TRENTON, N.J. (AP) — Democrats in New Jersey sharpened their aim at Republican Gov. Chris Christie on Monday, forming special legislative committees to explore the role politics played in traffic jams last fall and announcing that the investigation has grown into an abuse of power probe.
The intensifying investigation, which threatens to undermine Christie's second term and his chances at a 2016 presidential run, revealed last week that high-ranking Christie aides and appointees were involved in ordering lane closings in September as apparent political payback that led to massive gridlock in the town of Fort Lee.
A new special Assembly committee, given subpoena power and a special counsel, will be charged with finding out how high the plot went up Christie's chain of command, said a leading state Democrat, Assembly Majority Leader Lou Greenwald.
"It is clearly an abuse of power," he said. "The question is, who abused their power and how high did it go?"
The committee will focus exclusively on the traffic jams in Fort Lee, whose mayor has said he believes the lanes were closed to punish him for not endorsing Christie. The panel will be chaired the head of the Assembly transportation committee who launched the initial investigation into the lane closings, John Wisniewski.
The state Senate announced that it planned to establish its own committee, also with subpoena power.
Christie has apologized over the lane closings but denied involvement. He also fired a top aide and cut ties with a political adviser who'd been widely seen as a potential campaign manager if Christie runs for president. Wisniewski said Monday that both of them could receive subpoenas soon, though he could subpoena their emails first.

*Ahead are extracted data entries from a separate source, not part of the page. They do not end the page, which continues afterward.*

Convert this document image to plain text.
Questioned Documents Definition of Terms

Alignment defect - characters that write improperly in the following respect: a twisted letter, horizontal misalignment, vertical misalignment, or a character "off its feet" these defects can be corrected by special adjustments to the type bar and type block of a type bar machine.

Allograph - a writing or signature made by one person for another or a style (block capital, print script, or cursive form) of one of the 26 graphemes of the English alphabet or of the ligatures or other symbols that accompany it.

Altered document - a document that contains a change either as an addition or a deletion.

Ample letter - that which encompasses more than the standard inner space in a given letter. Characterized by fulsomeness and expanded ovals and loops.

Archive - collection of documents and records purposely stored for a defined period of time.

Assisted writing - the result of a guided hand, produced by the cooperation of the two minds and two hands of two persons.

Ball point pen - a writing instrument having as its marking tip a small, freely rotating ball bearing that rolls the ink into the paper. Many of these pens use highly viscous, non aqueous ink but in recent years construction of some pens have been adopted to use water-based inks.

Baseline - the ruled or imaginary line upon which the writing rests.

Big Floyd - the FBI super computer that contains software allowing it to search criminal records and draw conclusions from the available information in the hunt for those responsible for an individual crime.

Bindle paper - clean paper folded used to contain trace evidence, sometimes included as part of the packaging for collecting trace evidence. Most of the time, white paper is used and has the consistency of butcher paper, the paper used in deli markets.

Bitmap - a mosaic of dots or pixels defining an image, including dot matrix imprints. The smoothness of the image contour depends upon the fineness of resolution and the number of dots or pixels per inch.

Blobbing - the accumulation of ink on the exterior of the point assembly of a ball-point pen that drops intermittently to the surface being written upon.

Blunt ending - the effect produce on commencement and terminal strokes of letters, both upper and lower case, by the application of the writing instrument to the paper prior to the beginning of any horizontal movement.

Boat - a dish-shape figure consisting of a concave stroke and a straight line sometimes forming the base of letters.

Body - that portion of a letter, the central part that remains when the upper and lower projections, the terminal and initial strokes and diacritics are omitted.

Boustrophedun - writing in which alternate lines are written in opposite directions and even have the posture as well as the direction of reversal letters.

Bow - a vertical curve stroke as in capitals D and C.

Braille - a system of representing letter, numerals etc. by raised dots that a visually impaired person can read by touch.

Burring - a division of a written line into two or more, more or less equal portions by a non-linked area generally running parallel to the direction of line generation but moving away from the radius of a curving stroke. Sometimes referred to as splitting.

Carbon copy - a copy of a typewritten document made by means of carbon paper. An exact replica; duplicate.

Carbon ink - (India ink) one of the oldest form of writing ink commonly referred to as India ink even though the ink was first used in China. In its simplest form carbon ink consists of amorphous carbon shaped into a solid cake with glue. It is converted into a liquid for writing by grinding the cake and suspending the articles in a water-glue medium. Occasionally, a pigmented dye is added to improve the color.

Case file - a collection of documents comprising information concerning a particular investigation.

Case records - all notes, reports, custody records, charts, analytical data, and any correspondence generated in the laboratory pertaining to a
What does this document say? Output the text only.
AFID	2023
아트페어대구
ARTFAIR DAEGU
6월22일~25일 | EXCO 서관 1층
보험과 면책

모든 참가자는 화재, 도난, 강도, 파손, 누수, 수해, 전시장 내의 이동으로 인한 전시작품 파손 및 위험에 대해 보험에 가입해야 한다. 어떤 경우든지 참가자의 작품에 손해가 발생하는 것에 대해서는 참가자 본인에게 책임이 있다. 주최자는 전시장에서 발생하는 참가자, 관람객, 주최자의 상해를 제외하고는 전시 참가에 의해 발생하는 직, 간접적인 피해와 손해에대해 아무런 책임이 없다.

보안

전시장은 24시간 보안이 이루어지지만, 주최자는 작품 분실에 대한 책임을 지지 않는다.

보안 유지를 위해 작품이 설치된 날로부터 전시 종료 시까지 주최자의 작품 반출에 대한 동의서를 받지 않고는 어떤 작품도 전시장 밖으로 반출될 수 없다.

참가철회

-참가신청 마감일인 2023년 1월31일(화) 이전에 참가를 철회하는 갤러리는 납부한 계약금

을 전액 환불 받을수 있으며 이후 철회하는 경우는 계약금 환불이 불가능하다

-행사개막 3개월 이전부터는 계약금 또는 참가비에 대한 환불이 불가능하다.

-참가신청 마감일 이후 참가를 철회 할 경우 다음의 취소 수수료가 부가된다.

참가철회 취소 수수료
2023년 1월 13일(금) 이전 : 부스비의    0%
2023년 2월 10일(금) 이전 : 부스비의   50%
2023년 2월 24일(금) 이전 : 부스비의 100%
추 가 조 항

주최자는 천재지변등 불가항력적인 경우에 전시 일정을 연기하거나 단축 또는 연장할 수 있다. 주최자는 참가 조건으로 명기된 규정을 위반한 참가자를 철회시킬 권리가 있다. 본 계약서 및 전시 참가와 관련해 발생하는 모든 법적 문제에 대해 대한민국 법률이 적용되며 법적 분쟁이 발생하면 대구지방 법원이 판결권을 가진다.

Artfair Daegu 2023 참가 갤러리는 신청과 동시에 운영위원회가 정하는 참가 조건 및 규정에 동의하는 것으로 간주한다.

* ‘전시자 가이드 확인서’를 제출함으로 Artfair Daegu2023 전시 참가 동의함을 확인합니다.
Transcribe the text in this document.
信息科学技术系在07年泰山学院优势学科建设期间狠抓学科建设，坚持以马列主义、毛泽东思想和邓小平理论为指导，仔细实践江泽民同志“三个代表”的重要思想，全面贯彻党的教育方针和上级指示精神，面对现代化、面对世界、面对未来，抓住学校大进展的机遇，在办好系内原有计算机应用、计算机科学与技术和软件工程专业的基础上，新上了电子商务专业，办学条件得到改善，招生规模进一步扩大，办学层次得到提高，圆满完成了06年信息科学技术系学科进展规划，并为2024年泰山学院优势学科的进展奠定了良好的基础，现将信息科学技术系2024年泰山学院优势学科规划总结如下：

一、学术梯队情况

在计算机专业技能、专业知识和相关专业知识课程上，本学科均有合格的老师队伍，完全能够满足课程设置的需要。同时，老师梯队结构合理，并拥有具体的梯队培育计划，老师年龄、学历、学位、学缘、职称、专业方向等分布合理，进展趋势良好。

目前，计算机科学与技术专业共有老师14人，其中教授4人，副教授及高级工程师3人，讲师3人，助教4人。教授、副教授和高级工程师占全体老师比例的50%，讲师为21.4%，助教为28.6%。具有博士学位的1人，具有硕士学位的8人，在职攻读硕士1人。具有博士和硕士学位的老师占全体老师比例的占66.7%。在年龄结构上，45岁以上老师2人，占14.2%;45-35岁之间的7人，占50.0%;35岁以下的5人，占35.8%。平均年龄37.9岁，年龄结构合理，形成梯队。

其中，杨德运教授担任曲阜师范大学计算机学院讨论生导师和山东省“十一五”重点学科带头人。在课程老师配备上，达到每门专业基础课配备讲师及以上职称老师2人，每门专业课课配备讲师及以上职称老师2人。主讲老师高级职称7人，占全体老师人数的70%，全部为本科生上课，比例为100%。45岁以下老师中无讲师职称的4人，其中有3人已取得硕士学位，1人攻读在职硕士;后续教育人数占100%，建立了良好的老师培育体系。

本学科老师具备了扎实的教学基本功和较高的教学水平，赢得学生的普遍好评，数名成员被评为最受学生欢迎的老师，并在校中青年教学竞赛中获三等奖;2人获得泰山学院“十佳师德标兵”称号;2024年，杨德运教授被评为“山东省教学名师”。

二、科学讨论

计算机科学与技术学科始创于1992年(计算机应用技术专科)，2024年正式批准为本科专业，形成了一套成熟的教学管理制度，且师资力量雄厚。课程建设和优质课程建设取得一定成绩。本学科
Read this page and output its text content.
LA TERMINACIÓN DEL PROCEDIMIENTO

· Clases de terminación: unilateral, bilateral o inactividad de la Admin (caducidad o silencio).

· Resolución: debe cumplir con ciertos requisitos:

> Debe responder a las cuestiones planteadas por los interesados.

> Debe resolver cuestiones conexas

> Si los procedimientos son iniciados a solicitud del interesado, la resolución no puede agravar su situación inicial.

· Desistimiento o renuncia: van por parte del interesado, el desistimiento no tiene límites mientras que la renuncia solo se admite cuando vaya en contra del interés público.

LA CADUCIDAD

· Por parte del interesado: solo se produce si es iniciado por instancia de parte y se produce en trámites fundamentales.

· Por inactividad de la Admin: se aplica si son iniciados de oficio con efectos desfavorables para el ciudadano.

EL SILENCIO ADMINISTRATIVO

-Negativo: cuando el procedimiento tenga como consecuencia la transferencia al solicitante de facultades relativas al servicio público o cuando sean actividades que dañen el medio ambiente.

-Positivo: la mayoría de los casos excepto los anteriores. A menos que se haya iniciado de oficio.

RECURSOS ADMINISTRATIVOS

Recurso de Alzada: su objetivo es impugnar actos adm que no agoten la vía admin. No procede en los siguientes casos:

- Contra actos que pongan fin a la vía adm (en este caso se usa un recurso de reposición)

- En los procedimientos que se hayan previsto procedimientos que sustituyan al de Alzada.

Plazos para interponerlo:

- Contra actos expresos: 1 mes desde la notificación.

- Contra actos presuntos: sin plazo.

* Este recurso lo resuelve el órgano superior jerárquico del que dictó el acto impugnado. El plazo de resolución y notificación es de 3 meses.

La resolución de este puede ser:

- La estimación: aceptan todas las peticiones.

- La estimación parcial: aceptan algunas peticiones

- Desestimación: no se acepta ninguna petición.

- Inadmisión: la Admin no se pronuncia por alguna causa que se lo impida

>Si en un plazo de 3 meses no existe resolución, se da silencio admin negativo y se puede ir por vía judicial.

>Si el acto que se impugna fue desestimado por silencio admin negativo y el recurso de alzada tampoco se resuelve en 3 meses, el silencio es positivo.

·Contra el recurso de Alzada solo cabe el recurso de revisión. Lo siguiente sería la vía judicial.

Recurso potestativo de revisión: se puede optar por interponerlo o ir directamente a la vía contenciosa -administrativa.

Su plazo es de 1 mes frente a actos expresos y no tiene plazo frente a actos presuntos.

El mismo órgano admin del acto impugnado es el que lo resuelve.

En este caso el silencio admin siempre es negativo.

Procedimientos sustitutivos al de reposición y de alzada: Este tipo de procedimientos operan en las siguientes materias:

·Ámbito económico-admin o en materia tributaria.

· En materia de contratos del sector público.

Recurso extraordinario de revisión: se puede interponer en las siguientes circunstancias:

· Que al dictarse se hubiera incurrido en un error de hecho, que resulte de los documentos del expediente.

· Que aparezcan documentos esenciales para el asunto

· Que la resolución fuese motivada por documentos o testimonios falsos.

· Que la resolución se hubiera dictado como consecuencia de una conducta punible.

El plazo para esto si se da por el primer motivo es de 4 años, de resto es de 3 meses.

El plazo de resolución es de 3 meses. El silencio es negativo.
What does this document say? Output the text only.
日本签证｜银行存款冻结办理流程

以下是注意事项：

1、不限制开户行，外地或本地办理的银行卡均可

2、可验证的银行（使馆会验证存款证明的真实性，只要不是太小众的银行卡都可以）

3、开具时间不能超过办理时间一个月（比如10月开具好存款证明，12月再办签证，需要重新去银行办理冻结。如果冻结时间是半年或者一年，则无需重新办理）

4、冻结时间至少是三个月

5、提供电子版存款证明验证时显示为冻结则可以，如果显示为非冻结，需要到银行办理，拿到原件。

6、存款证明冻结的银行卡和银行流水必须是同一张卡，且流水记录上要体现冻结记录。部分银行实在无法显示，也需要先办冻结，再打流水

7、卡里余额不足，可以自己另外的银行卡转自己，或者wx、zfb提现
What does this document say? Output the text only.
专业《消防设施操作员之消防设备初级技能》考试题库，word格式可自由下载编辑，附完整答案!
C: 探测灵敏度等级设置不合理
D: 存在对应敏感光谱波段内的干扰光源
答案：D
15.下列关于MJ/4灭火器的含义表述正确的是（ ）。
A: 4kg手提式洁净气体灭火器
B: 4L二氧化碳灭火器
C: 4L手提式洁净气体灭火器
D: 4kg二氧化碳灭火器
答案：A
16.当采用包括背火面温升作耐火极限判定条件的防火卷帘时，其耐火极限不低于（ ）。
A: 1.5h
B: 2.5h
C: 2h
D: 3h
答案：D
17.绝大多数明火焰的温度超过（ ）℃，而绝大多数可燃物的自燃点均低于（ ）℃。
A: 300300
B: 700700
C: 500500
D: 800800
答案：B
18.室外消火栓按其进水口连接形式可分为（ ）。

Wisniewski also referred contempt charges against another Christie loyalist, David Wildstein, to a county prosecutor. A former Christie appointee to a powerful New York City-area transit agency, Wildstein was subpoenaed to testify before lawmakers but invoked his right against self-incrimination and refused to answer questions or even confirm that he worked for the agency.
Wildstein's lawyer didn't return messages seeking comment.
The scandal widened last week when documents were released showing that, in addition to the apparent political retribution by Christie's team, the mayor of Fort Lee asked Christie's top deputy at the transit agency whether the lane closings were a punishment for him and why.
The mayor, Democrat Mark Sokolich, had noted that he didn't endorse Christie for re-election but told CNN last week that he couldn't recall "a specific request to endorse" from the governor's campaign staff, though other events could be seen as an attempt to attract his endorsement.
Sokolich shifted away from that assertion Monday, saying in an interview at his law office that he did consider a request from the Christie campaign but ended up supporting the Democratic candidate. He declined to say why he changed his account or answer other questions about his interaction with the campaign.
The scandal has changed the tone of state politics.
Christie must figure out how to address it when he gives his State of the State address on Tuesday. His administration has not revealed what he might say, but certainly it will now have a bigger audience and announcements about tax cut plans will no longer be the most anticipated part. The same could be true at the governor's inauguration for a second term next week, set to take place on Ellis Island, historically a gateway to the United States for millions of immigrants. The setting is meant to showcase Christie's inclusiveness and ability to appeal to a broad swath of voters.
He also faces renewed interest in the state's use of $25 million in federal money for an ad campaign to promote New Jersey tourism after Superstorm Sandy. U.S. Rep. Frank Pallone, a New Jersey Democrat, announced Monday that the inspector general at the U.S. Department of Housing and Urban Development will audit the campaign.
Christie and his family appeared in the ads. His administration chose a politically connected public relations company over another firm that had bid $2 million less. The winning bidder proposed using Christie in the ads, while the other did not.
Revelations about the contract caused a bit of a flap in New Jersey last year as Christie was seeking re-election.
Colin Reed, a spokesman for Christie, derided the timing of Pallone's announcement and noted that the ad campaign was part of a plan approved by the federal government.
"Federal agency reviews are routine and standard operating procedure with all federally allocated resources to ensure that funds are distributed fairly," Reed said in a statement. "We're confident that any review will show that the ads were a key part in helping New Jersey get back on its feet after being struck by the worst storm in state history."
Reed also noted that HUD Secretary Shaun Donovan praised the use of some money to promote a return to the state's beaches, a major tourist attraction and economic driver for New Jersey.
Ian O'Connor, a spokesman for the inspector general's office, said the audit is being done at the request of Congress. He would not comment further. Pallone had requested an investigation in August.
Associated Press writer Katie Zezima contributed from Fort Lee.